A young woman lays unconscious on the roadside following a highway accident. A player clutches his chest and falls to the ice during an old-timers hockey game. A father suffers a cardiac arrest as he gets ready for work.
“Cardiovascular disease is the second leading cause of death and accounts for more than one fifth of all deaths in British Columbia (BC),” says Dr. Karen Wanger, Acting VP Medical Programs for #BC Ambulance Service (BCAS), operated by the Provincial Health Services Authority. “Major trauma is the leading cause of death in adolescents and young adults.”
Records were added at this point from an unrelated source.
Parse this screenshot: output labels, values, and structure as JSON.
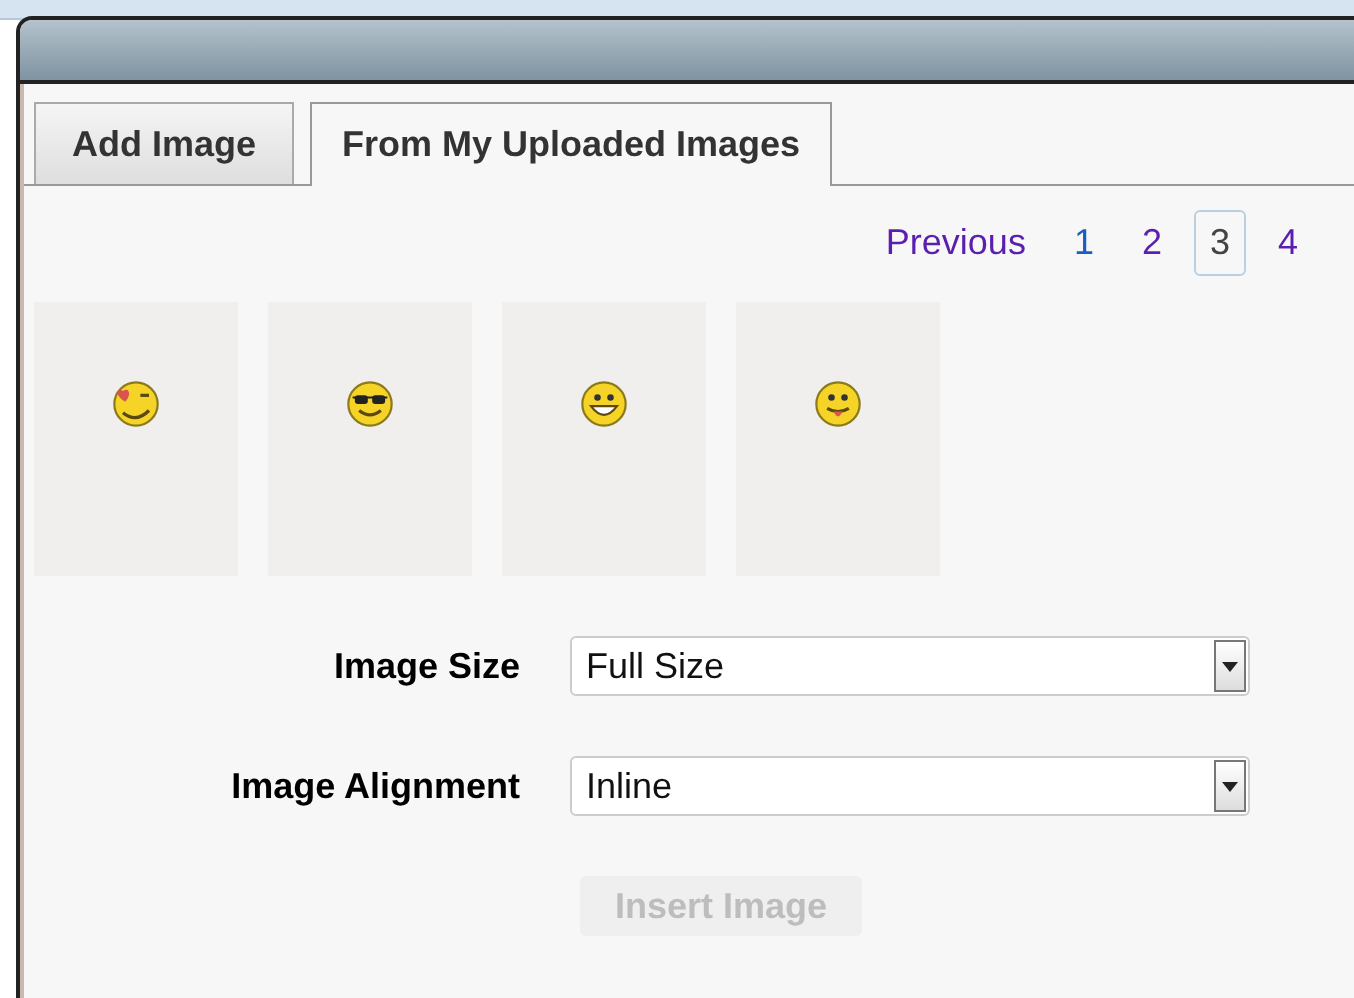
{
  "tabs": [
    {
      "label": "Add Image",
      "selected": false
    },
    {
      "label": "From My Uploaded Images",
      "selected": true
    }
  ],
  "pagination": [
    {
      "label": "Previous",
      "visited": true,
      "selected": false
    },
    {
      "label": "1",
      "visited": false,
      "selected": false
    },
    {
      "label": "2",
      "visited": true,
      "selected": false
    },
    {
      "label": "3",
      "visited": false,
      "selected": true
    },
    {
      "label": "4",
      "visited": true,
      "selected": false
    }
  ],
  "images": [
    {
      "kind": "heart"
    },
    {
      "kind": "cool"
    },
    {
      "kind": "grin"
    },
    {
      "kind": "tongue"
    }
  ],
  "fields": [
    {
      "label": "Image Size",
      "value": "Full Size"
    },
    {
      "label": "Image Alignment",
      "value": "Inline"
    }
  ],
  "insert_button": {
    "label": "Insert Image",
    "disabled": true
  }
}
BCAS – the province-wide ambulance organization serving more than four million residents — is investigating promising new interventions and approaches to pre-hospital management of cardiac arrest and life-threatening trauma through the #Resuscitation Outcomes Consortium (ROC). Now in its sixth year, the ROC research network brings together 260 EMS and fire agencies from across North America and is the first large scale effort of its kind in the world.
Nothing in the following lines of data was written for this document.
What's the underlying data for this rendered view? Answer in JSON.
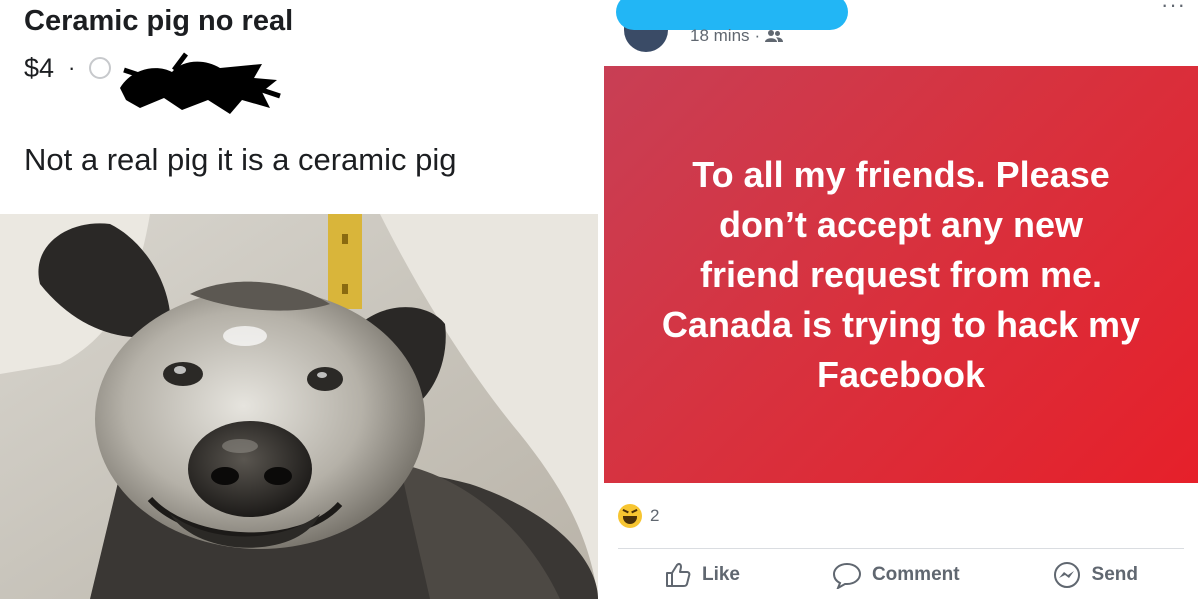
{
  "listing": {
    "title": "Ceramic pig no real",
    "price": "$4",
    "separator": "·",
    "description": "Not a real pig it is a ceramic pig"
  },
  "post": {
    "timestamp": "18 mins",
    "timestamp_separator": "·",
    "more_menu": "···",
    "status_text": "To all my friends. Please\ndon’t  accept any new\nfriend request from me.\nCanada is trying to hack my\nFacebook",
    "status_colors": {
      "start": "#c83f55",
      "end": "#e6202a"
    },
    "reaction_icon": "haha-emoji-icon",
    "reaction_count": "2",
    "actions": {
      "like": "Like",
      "comment": "Comment",
      "send": "Send"
    }
  },
  "colors": {
    "redaction_blue": "#22b6f5",
    "text_gray": "#606770",
    "text_dark": "#1c1e21"
  }
}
Earlier this year, BCAS representatives met ROC partners to discuss observations from the studies in Vancouver. The session delegates included paramedics, BCAS leaders, First Responders, Fire Chiefs, representatives from the National Institutes of Health, EMS physicians, clinician scientists, academics and guests from the Seattle ROC site and from the ROC Data Coordinating Center in the University of Washington.
“The conference provided an important chance for partners to share perspectives on upcoming trials and challenge ourselves to greater achievements,” explains Dr. Jim Christenson, Principal Investigator and Head, University of British Columbia Department of Emergency Medicine. “Through ROC research, we have learned much about trauma and #CPR interactions, how particular interventions work in the field and what other interventions might be effective, but this is just the tip of the iceberg. There is still much to learn about resuscitation and while we have seen relatively promising results in the control and intervention arms of the trials we are still working to achieve the best possible survival rates.”
As part of ROC, BCAS paramedics are playing an important role in supporting evidence-informed care by complying with study protocols and documenting in detail exactly what is done in the pre-hospital setting on every case of cardiac arrest. In doing so, the ROC study can help to integrate pre-hospital information with post-resuscitation phase in-hospital information and survival.
In the ROC sites in BC, this focus on quality CPR and the effort of paramedics, dispatchers, first responders, clinical education and quality improvement staff has resulted in an increase in survival to discharge for all attempted resuscitations from six per cent to more than 10 per cent.
Also key to saving lives is taking advantage of opportunities to hone and improve on CPR skills. BCAS offers CPR refresher courses as a chance for paramedics to refine this life-saving skill. “We know that CPR is a skill that requires continuous upgrading no matter how often you treat cardiac arrest patients,” says Dr. Wanger. “We are learning that the best survival comes from optimal timing and depth of compressions, optimum delivery of defibrillation, and the optimum choreography of the scene. We are encouraging all paramedics to visit the BCAS Learning Centre and sign up for CPR refresher courses.”
The ROC research study presently involves a limited number of BCAS stations but the service hopes there will be opportunities for paramedics from across the province to get involved in future ROC trials, looking into areas such as the comparison of continuous compressions with interrupting for ventilations (30:2 ratio), amiodarone vs. lidocaine vs. placebo for recurrent VF, and permissive hypotension for life-threatening trauma, to name a few.